Le procès du harceleur de Nikita Belluci s'est tenu le 6 juillet 2018. Le délibéré a condamné le prévenu à 18 mois de prison dont 15 avec sursis, pour les faits de harcèlement et de menaces qui lui étaient reprochés.

Quelques jours après la condamnation de deux individus qui ont harcelé la journaliste Nadia Daam en ligne, une autre affaire a été ouverte en justice ce 6 juillet 2018 devant la 16e chambre de Nanterre. Un Français, accusé d’avoir harcelé Nikita Belluci, ancienne actrice pornographique, a été condamné à 18 mois de prison dont 15 avec sursis et mise à l’épreuve.

Sur place, notre consœur de LCI Anaïs Condomines a suivi ce procès lors duquel le prévenu était poursuivi pour « harcèlement sexuel de façon répétée », « menace de crime » et « outrage à personne dépositaire de l’autorité publique ».

Le prévenu a confirmé être l’auteur de ce harcèlement

En présence de la victime, le prévenu a été confronté aux mails à connotation sexuelle et aux menaces qu’il a adressé à Nikita Belluci. Il a confirmé être l’auteur de ce harcèlement, et avoir écrit les propos suivants (relayés par notre consœur) : « je vais te violer et te laisser pour morte sur la chaussée, chiennasse ».

L’expertise psychiatrique du prévenu a montré qu’il présentait des troubles du comportement. Lors de son audition, il s’est défaussé en indiquant que sa boîte mail avait été piratée — les enquêteurs ont par la suite démontré que cela était faux. Au cours du procès, il a admis être l’auteur des messages.
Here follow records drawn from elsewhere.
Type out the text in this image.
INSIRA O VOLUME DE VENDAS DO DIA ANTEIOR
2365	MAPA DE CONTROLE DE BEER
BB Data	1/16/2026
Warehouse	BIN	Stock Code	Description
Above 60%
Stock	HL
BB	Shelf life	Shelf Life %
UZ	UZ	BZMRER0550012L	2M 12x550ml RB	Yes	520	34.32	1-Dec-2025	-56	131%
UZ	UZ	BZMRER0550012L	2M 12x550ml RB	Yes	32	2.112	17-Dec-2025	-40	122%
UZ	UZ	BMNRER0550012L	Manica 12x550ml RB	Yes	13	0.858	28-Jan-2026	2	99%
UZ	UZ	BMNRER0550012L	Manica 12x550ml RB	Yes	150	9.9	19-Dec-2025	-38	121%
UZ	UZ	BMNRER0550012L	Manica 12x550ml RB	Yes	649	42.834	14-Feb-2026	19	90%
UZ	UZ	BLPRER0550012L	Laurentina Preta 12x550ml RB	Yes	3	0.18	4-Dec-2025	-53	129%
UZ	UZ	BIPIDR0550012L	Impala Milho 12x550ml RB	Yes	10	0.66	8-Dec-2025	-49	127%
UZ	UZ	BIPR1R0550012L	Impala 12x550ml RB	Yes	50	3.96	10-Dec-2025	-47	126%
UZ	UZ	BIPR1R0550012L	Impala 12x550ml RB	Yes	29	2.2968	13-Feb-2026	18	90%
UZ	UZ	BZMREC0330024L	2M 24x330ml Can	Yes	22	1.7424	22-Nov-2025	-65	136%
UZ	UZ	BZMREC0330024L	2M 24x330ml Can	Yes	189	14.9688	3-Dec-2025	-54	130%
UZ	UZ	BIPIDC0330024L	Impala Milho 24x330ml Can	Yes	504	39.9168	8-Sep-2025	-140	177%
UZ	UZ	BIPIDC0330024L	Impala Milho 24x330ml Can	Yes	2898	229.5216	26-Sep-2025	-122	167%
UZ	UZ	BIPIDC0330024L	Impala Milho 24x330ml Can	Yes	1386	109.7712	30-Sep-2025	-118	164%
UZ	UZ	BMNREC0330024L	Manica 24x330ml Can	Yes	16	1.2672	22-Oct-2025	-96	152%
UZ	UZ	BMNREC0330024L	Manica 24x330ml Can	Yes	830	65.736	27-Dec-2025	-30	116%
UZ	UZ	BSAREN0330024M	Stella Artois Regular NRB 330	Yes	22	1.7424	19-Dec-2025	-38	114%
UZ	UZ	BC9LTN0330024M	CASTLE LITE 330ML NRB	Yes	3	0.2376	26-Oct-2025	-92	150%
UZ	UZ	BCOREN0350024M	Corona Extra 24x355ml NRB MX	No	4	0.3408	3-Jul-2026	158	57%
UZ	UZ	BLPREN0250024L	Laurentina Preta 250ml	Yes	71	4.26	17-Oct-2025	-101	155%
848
« Parce que c’était sur Internet »

Interrogé par sa propre avocate, le prévenu a répondu « non » lorsqu’elle lui a demandé s’il comprenait la gravité des propos tenus à l’encontre de Nikita Belluci. « Parce que c’était sur internet… », a constitué sa réponse. Après l’annonce du délibéré, le prévenu a été menotté à la barre et emmené.

Au moment où ces lignes sont écrites, une comparution immédiate se tient également au Tribunal de grande instance de Bobigny : elle concerne un troisième individu qui a menacé Nadia Daam, juste après le procès de ses deux harceleurs.